Trade war tensions continued to take a toll on markets last week with equities finishing in the red, even more so for international equities. Gold continued its climb, breaking the $1,500-mark last week for a 1-year return of over 23% and reaching a 6-year high. The 10-year Treasury rate ended last week at 1.74%, a far cry from 2.66% at the start of the year. The yield curve has fallen and flattened since the beginning of the year, with intermediate and long-term rates falling more than short-term rates. An inversion of the yield curve is a closely watched but imperfect harbinger of a coming recession. An inverted yield curve would require yields to decrease as maturity increases. The yield curve is only partially inverted (U-shaped), with rates inverted until hitting the 5-year maturity but not inverted for longer maturities.
Major geo-political news last week involved the devaluation of the Chinese Yuan. In the past, China has prevented its currency from devaluing past the symbolic level 7 Yuan per 1 US dollar. On Monday, the Yuan broke through this level. Trump quickly pounced on the news, directing Treasury Secretary Mnuchin to label China a currency manipulator (another 2016 campaign promise). China claimed the Yuan currency movements were the result of market, not monetary, forces, and has since responded to backstop the slide. This claim is dubious given its timing (after a round of proposed 10% tariffs) and given that China has no issue controlling Yuan values; the devaluation is likely a warning signal to the US of possible retaliatory responses. A sustained devaluation would stimulate exports to the US, providing a buffer against the effects of the trade war.

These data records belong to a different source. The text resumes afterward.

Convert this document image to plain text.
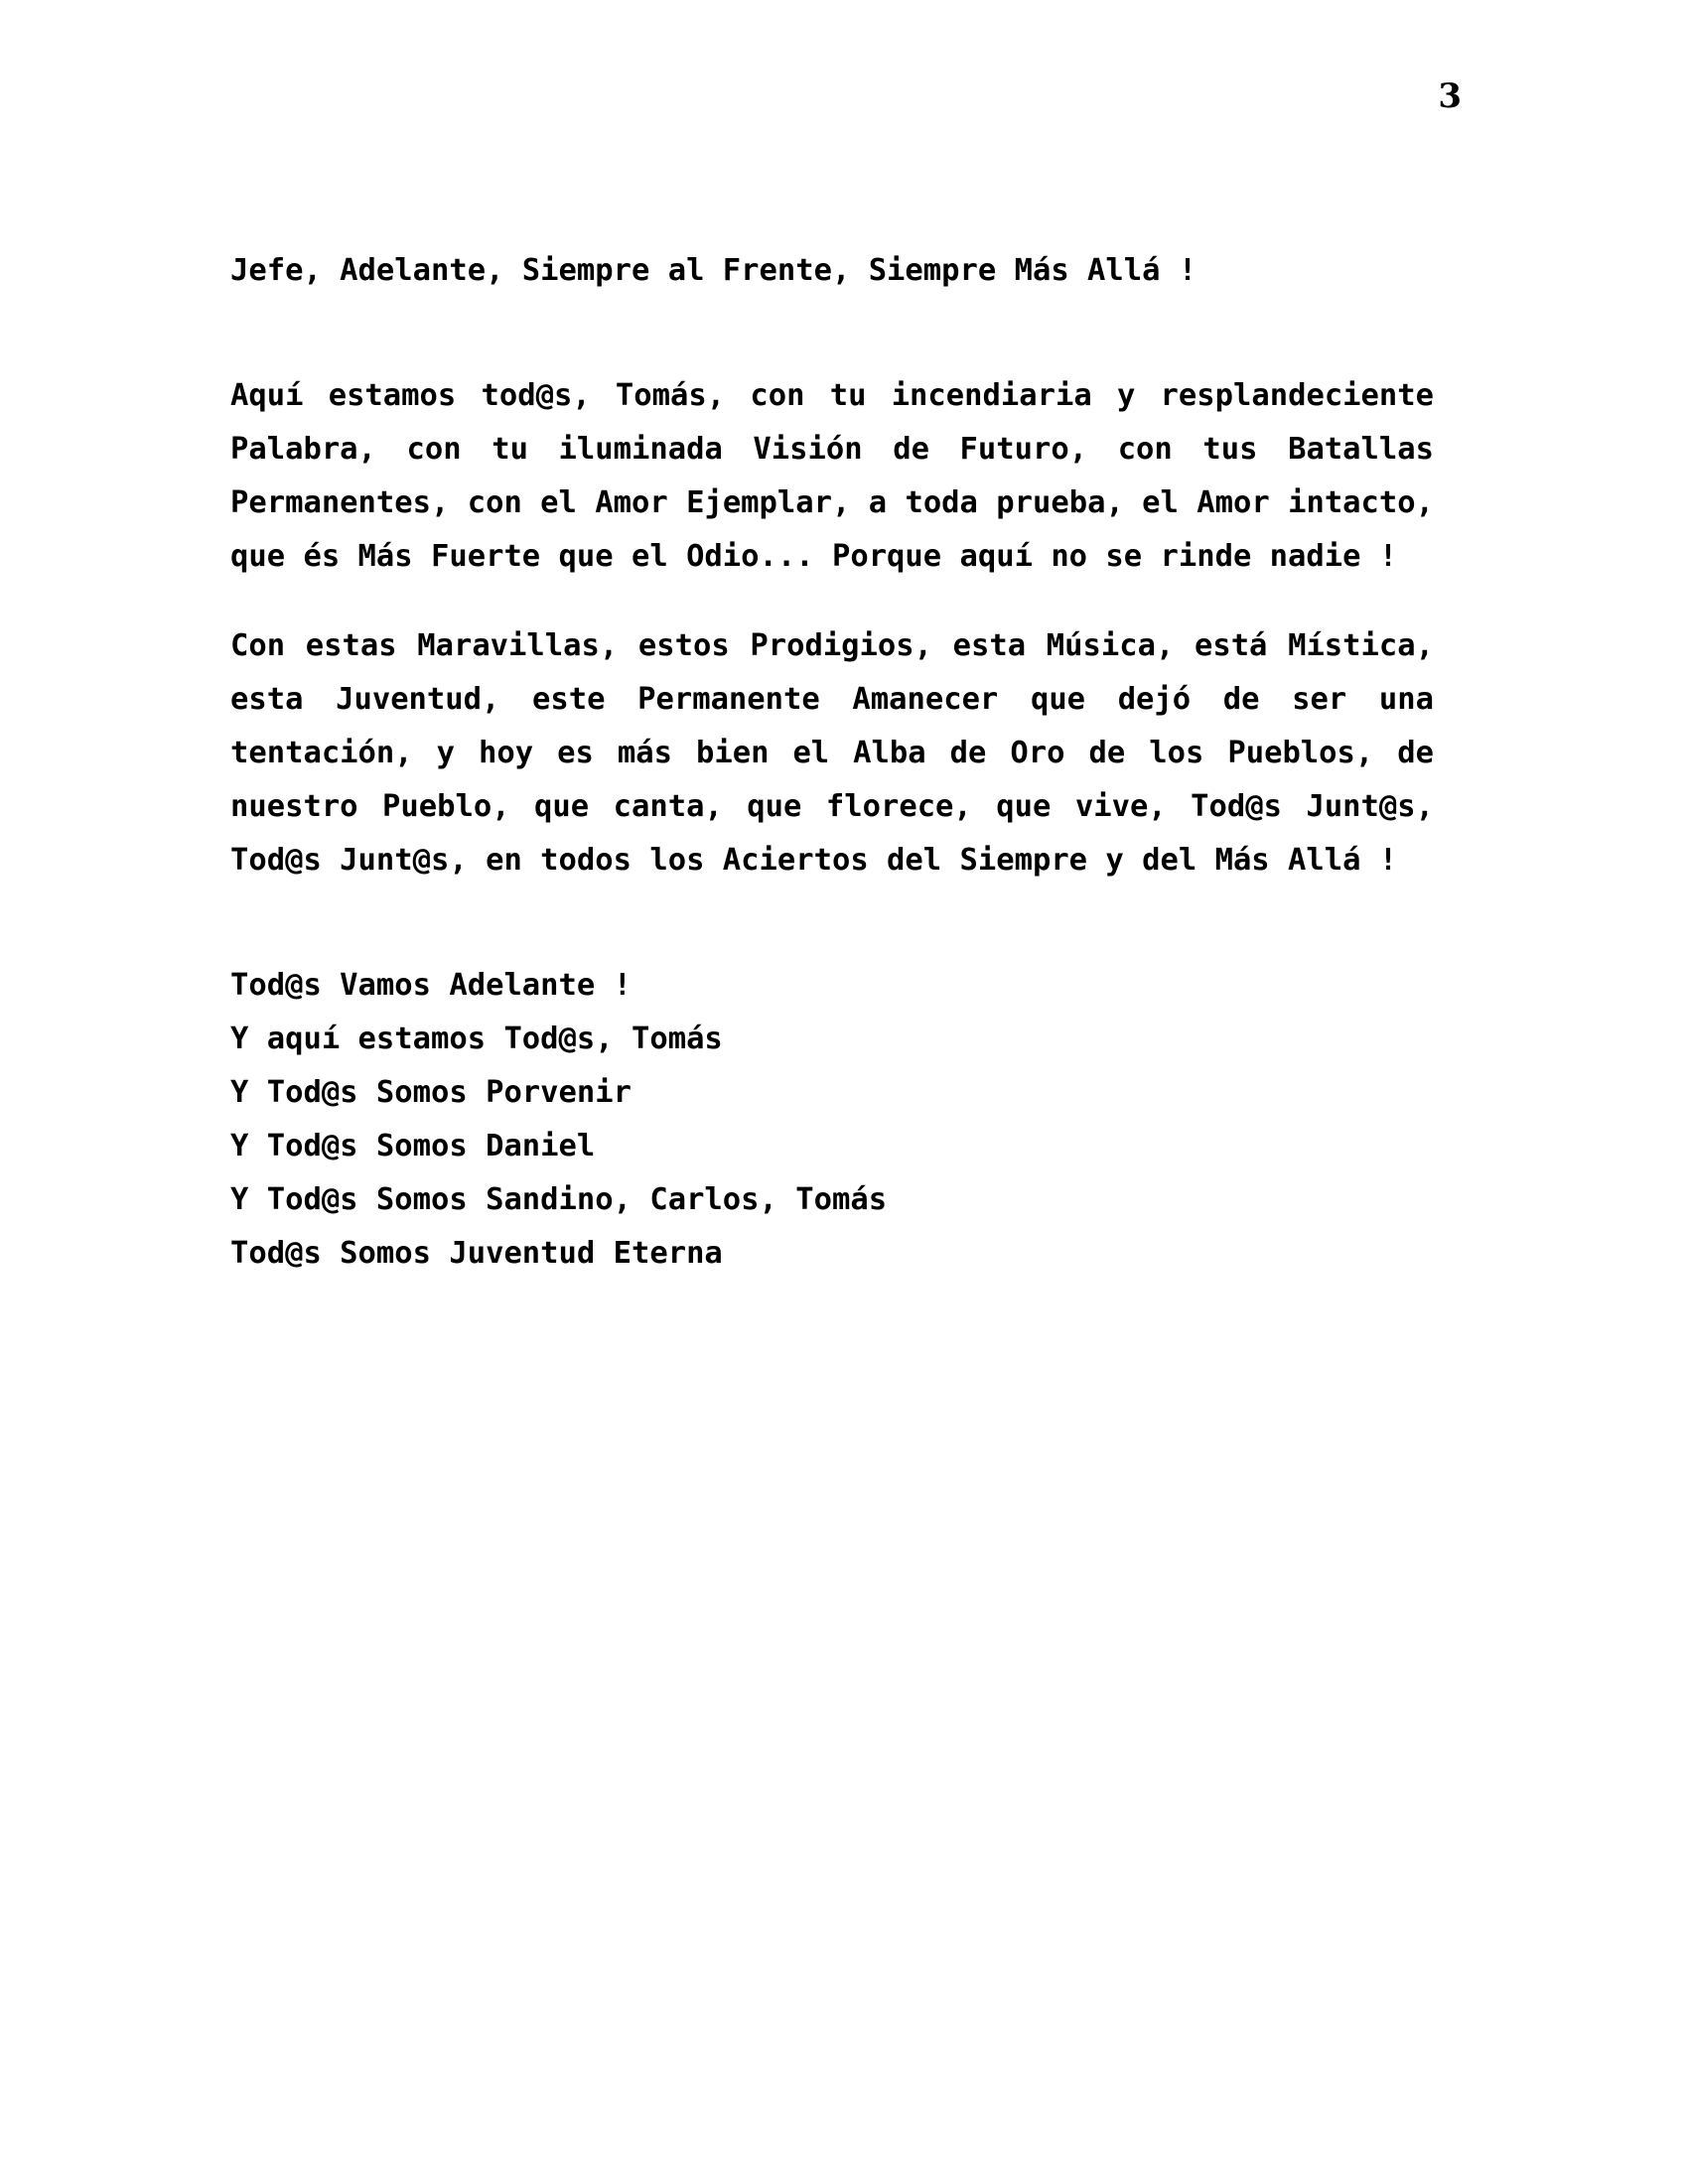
3

Jefe, Adelante, Siempre al Frente, Siempre Más Allá !

Aquí estamos tod@s, Tomás, con tu incendiaria y resplandeciente Palabra, con tu iluminada Visión de Futuro, con tus Batallas Permanentes, con el Amor Ejemplar, a toda prueba, el Amor intacto, que és Más Fuerte que el Odio... Porque aquí no se rinde nadie !

Con estas Maravillas, estos Prodigios, esta Música, está Mística, esta Juventud, este Permanente Amanecer que dejó de ser una tentación, y hoy es más bien el Alba de Oro de los Pueblos, de nuestro Pueblo, que canta, que florece, que vive, Tod@s Junt@s, Tod@s Junt@s, en todos los Aciertos del Siempre y del Más Allá !

Tod@s Vamos Adelante !
Y aquí estamos Tod@s, Tomás
Y Tod@s Somos Porvenir
Y Tod@s Somos Daniel
Y Tod@s Somos Sandino, Carlos, Tomás
Tod@s Somos Juventud Eterna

But it is one tool that Chinese authorities explicitly stated will not be used to fight a trade war because it would be at the expense of the Yuan’s stability, among other issues.

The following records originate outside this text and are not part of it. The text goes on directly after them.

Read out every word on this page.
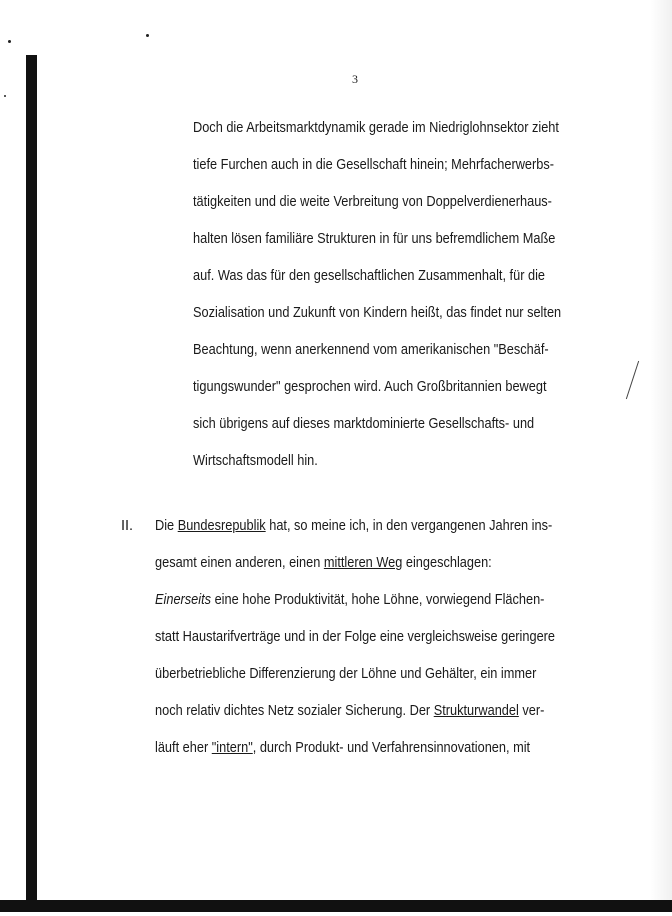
3
Doch die Arbeitsmarktdynamik gerade im Niedriglohnsektor zieht
tiefe Furchen auch in die Gesellschaft hinein; Mehrfacherwerbs-
tätigkeiten und die weite Verbreitung von Doppelverdienerhaus-
halten lösen familiäre Strukturen in für uns befremdlichem Maße
auf. Was das für den gesellschaftlichen Zusammenhalt, für die
Sozialisation und Zukunft von Kindern heißt, das findet nur selten
Beachtung, wenn anerkennend vom amerikanischen "Beschäf-
tigungswunder" gesprochen wird. Auch Großbritannien bewegt
sich übrigens auf dieses marktdominierte Gesellschafts- und
Wirtschaftsmodell hin.
II. Die Bundesrepublik hat, so meine ich, in den vergangenen Jahren ins-
gesamt einen anderen, einen mittleren Weg eingeschlagen:
Einerseits eine hohe Produktivität, hohe Löhne, vorwiegend Flächen-
statt Haustarifverträge und in der Folge eine vergleichsweise geringere
überbetriebliche Differenzierung der Löhne und Gehälter, ein immer
noch relativ dichtes Netz sozialer Sicherung. Der Strukturwandel ver-
läuft eher "intern", durch Produkt- und Verfahrensinnovationen, mit
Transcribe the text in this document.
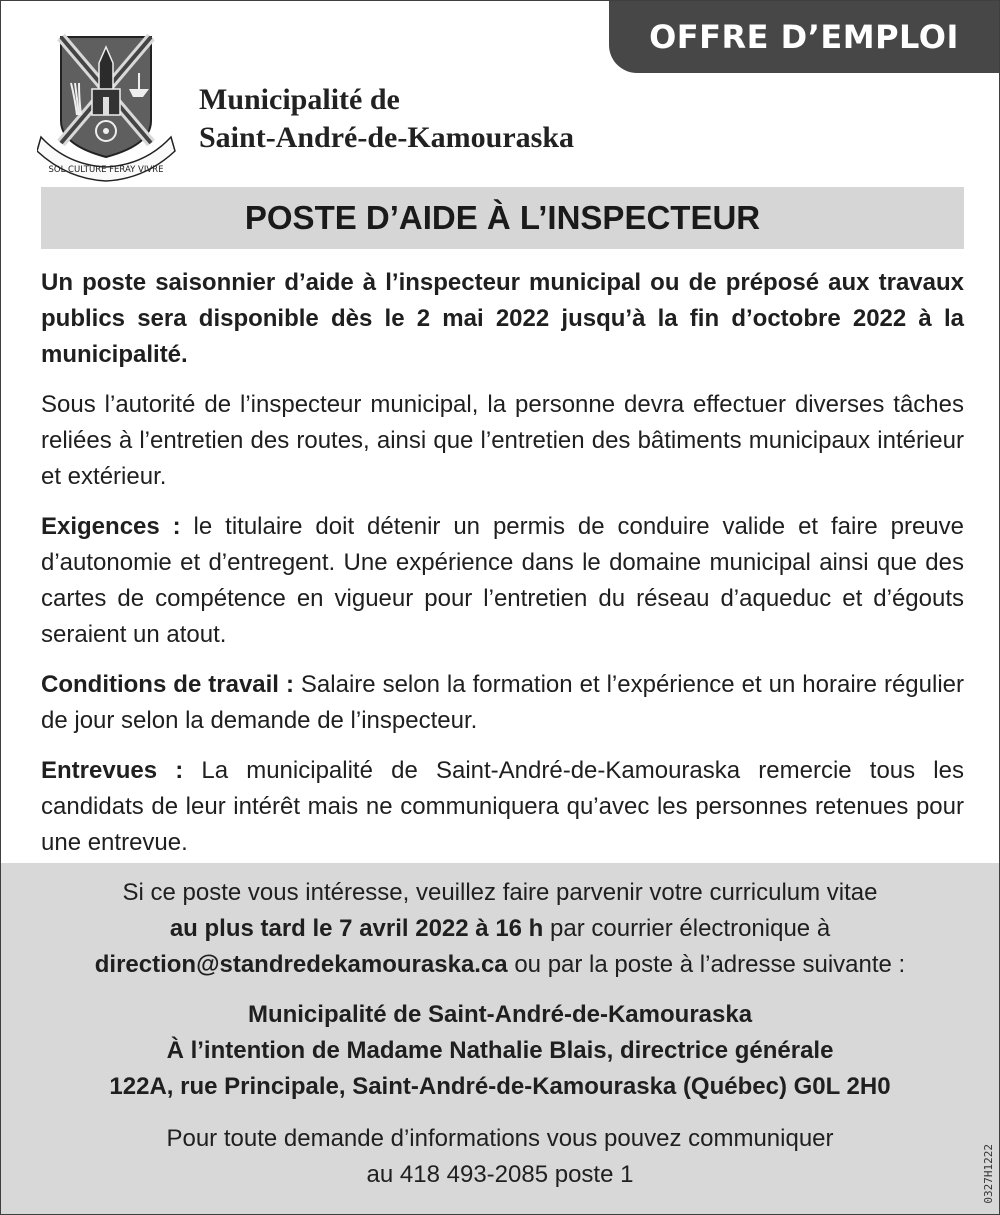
OFFRE D’EMPLOI
SOL CULTURE FERAY VIVRE
Municipalité de
Saint-André-de-Kamouraska
POSTE D’AIDE À L’INSPECTEUR

Un poste saisonnier d’aide à l’inspecteur municipal ou de préposé aux travaux publics sera disponible dès le 2 mai 2022 jusqu’à la fin d’octobre 2022 à la municipalité.

Sous l’autorité de l’inspecteur municipal, la personne devra effectuer diverses tâches reliées à l’entretien des routes, ainsi que l’entretien des bâtiments municipaux intérieur et extérieur.

Exigences : le titulaire doit détenir un permis de conduire valide et faire preuve d’autonomie et d’entregent. Une expérience dans le domaine municipal ainsi que des cartes de compétence en vigueur pour l’entretien du réseau d’aqueduc et d’égouts seraient un atout.

Conditions de travail : Salaire selon la formation et l’expérience et un horaire régulier de jour selon la demande de l’inspecteur.

Entrevues : La municipalité de Saint-André-de-Kamouraska remercie tous les candidats de leur intérêt mais ne communiquera qu’avec les personnes retenues pour une entrevue.

Si ce poste vous intéresse, veuillez faire parvenir votre curriculum vitae
au plus tard le 7 avril 2022 à 16 h par courrier électronique à
direction@standredekamouraska.ca ou par la poste à l’adresse suivante :
Municipalité de Saint-André-de-Kamouraska
À l’intention de Madame Nathalie Blais, directrice générale
122A, rue Principale, Saint-André-de-Kamouraska (Québec) G0L 2H0
Pour toute demande d’informations vous pouvez communiquer
au 418 493-2085 poste 1	0327H1222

Indicators last week reflect muted inflation, strong labor markets, and a moderate growth economy. Despite the geo-political disruptions and headlines, economic fundamentals are not signaling a sustained slowdown. The US economy is slowing but still growing. There is concern about slowing global growth. The UK’s Q2 GDP was -0.2%, but this is a country facing an identifiable idiosyncratic uncertainty known as “Brexit.” In July, the IMF raised growth expectations for developed markets (mostly the US) and lowered growth expectations for developing economies, and noted that downside risks dominate global growth expectations.
This week’s top economic releases include CPI, retail sales, housing starts, consumer sentiment, and industrial production.